482. Les nombreux crimes commis par le RCD (et ses différentes factions), les groupes Mayi-Mayi et les ex-FAR/Interahamwe à l’encontre des populations civiles, notamment les meurtres systématiques, les viols et les actes de pillage tels que répertoriés dans les pages précédentes, pourraient constituer des crimes de guerre. Cette période a également été marquée par des massacres à grande échelle, comme ceux de Kasika895 et Makobola 896, au Sud-Kivu, ainsi que par de nombreux autres massacres commis à répétition dans les deux provinces des Kivu et au Maniema, au Katanga et en province Orientale. Il en est de même des meurtres, viols et actes de pillage commis par les forces rwandaises et ougandaises, notamment au cours de leur progression de Kitona, au Bas-Congo, vers Kinshasa en août 1998897, tout comme des crimes similaires commis par les Forces armées angolaises (FAA) tout le long de l’axe Moanda-Boma-Matadi-Kisantu898, au Bas-Congo. L’arrêt des turbines du barrage d’Inga, dans cette même province, qui alimentait en électricité une grande partie de la ville de Kinshasa, par des éléments de l’ANC/APR/UPDF a causé la mort de nombreuses victimes vulnérables899. Cette « mise hors d’usage des biens indispensables à la survie de la population » pourrait constituer un crime de guerre selon les règles du droit international humanitaire900.
483. Les bombardements aériens de Kinshasa par les forces de défense zimbabwéennes (ZDF) en août 1998901 et de Businga et Gemena, dans la province de l’Équateur, par les FAC en décembre 1998902 ont également été effectués en violation des règles du droit international humanitaire et pourraient être qualifiés de crimes de guerre en soi et si l’on considère l’effet excessif du point de vue des pertes de vies humaines au sein de la population civile par rapport à l’avantage militaire attendu.

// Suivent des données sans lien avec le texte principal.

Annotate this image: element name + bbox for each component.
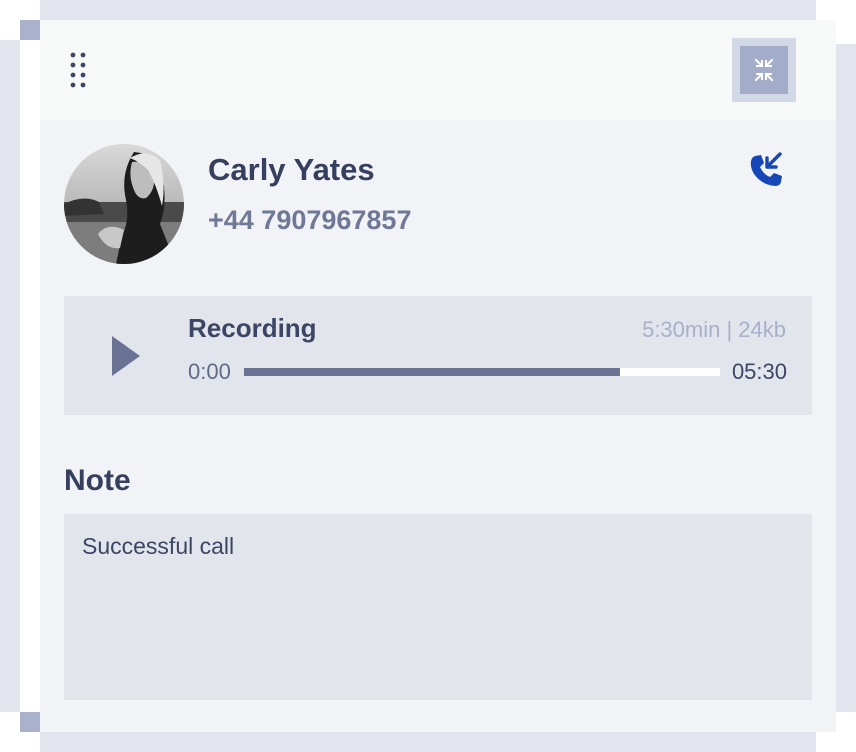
resize-handle-bottom-left[interactable]: [20, 712, 40, 732]
incoming-call-icon[interactable]: [744, 148, 788, 192]
resize-handle-top-left[interactable]: [20, 20, 40, 40]
panel-header: [40, 20, 836, 120]
play-icon[interactable]: [108, 332, 144, 380]
frame-left: [0, 40, 20, 712]
contact-phone: +44 7907967857: [208, 205, 412, 235]
frame-top: [40, 0, 816, 20]
contact-name: Carly Yates: [208, 152, 375, 187]
frame-right: [836, 44, 856, 712]
drag-handle-icon[interactable]: [68, 50, 88, 90]
avatar: [64, 144, 184, 264]
note-label: Note: [64, 464, 131, 497]
playback-progress-fill: [244, 368, 621, 376]
call-details-panel: Carly Yates +44 7907967857 Recording 5:3…: [40, 20, 836, 732]
recording-meta: 5:30min | 24kb: [642, 317, 786, 342]
frame-bottom: [40, 732, 816, 752]
time-total: 05:30: [731, 359, 787, 384]
recording-title: Recording: [188, 313, 317, 343]
playback-progress-bar[interactable]: [244, 368, 720, 376]
minimize-button[interactable]: [732, 38, 796, 102]
time-elapsed: 0:00: [188, 359, 231, 384]
note-field[interactable]: Successful call: [64, 514, 812, 700]
minimize-icon: [740, 46, 788, 94]
recording-player: Recording 5:30min | 24kb 0:00 05:30: [64, 296, 812, 415]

Qui plus est, l’emploi à l’occasion de bombes artisanales, d’une grande imprécision, comme à Businga, semblerait aussi violer les règles du droit international humanitaire qui interdisent « des attaques dans lesquelles on utilise des méthodes ou moyens de combat qui ne peuvent pas être dirigés contre un objectif militaire déterminé ou dont les effets ne peuvent être limités »903.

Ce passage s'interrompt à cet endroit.